Despite Brinker proclaiming herself before a 2001 congressional panel as a “patient advocate for the past 20 years” who demands access to the best possible medical care for all breast-cancer patients, Federal Election Commission records show the foundation and its allies lobbied against the consumer-friendly version of the patients? bill of rights in 1999, 2000 and 2001. Then, Brinker trumpeted old friend George W. Bush in August 2001 for backing a “strong” patients’ bill of rights, although most patient advocates felt betrayed.

Mary Ann SwisslerThe marketing of breast cancer  (Sacramento News & Review)

My student Amanda, a freshmen who’s already been in five of my clases, says my insistence that she go back to the source of statistics means that she’s almost too nervous to use a statistic in her freshman composition papers. Good! I want my students to think critically about all their soures.

Swissler’s article, though too strident for my tastes (just what exactly are those protestors dressed like nuns doing? Is the Church being blamed for breast cancer, too?), it’s an excellent example of not taking PR at face value.

I’m blogging this for future reference — I’d like to see whether my students can address

  1. their response to seeing the apparently squeaky-clean motives breast cancer research fundraisers being challenged,
  2. their response to rebuttals and Swissler’s response (and more) and
  3. their response to learning that Swissler is the former Seton Hall instrutor (not Seton Hill) who made a name for herself by sending a bulk e-mail calling her students “brats” and “lying sacks of [excrement].

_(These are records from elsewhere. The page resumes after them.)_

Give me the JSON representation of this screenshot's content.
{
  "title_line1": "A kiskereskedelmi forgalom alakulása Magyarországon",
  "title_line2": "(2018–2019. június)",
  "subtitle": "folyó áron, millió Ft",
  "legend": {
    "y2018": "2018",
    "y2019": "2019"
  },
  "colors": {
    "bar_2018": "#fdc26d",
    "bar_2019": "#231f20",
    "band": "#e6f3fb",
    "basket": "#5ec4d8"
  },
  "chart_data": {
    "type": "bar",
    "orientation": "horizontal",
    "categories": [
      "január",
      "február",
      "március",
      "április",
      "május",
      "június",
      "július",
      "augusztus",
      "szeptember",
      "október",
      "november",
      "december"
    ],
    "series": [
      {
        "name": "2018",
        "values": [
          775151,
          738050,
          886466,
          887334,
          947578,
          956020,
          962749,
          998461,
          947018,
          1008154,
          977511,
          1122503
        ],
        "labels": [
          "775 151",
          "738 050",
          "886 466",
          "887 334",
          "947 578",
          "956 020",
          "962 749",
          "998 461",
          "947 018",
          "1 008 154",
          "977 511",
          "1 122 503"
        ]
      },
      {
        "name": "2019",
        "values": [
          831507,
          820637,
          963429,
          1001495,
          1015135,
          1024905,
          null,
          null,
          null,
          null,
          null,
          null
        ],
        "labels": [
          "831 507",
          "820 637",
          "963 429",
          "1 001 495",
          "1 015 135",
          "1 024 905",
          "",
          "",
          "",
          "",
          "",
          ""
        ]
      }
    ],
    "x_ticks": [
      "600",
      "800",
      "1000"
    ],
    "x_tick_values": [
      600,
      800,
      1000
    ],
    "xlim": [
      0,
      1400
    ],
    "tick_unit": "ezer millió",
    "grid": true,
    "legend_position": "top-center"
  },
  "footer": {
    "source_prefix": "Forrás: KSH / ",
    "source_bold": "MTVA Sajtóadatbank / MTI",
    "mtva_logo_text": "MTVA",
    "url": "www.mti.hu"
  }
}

I’m thinking that last detail will probably bias the students against her… will they be so biased that they will dismiss her claims about the Komen Foundation, especially when put up against the Komen Foundation’s slick online presence?

I think I might split the class in small groups, pretend that I didn’t run off enough handouts, and give them overlapping but not identical groups of handouts.. one might be this sympathetic defense of Swissler, that explains the frustrations felt by “adjuct” faculty (part-timers with no permanent contract), but probably alienates student audiences by observing “those of us who teach in colleges and universities will have to face students exactly like the ones Swissler described: sexist, racist, immature, and sheltered. Fact is, she left a few things off the list. Let’s add: bored, apathetic, cynical, stoned, and drunk.”

Thus, no one student will have the whole picture, and they’ll have to work it out among themselves.

It’s too late in the semester to spring any more reading on my current students (who are, or should be, deeply involved in their final papers by now). Next term.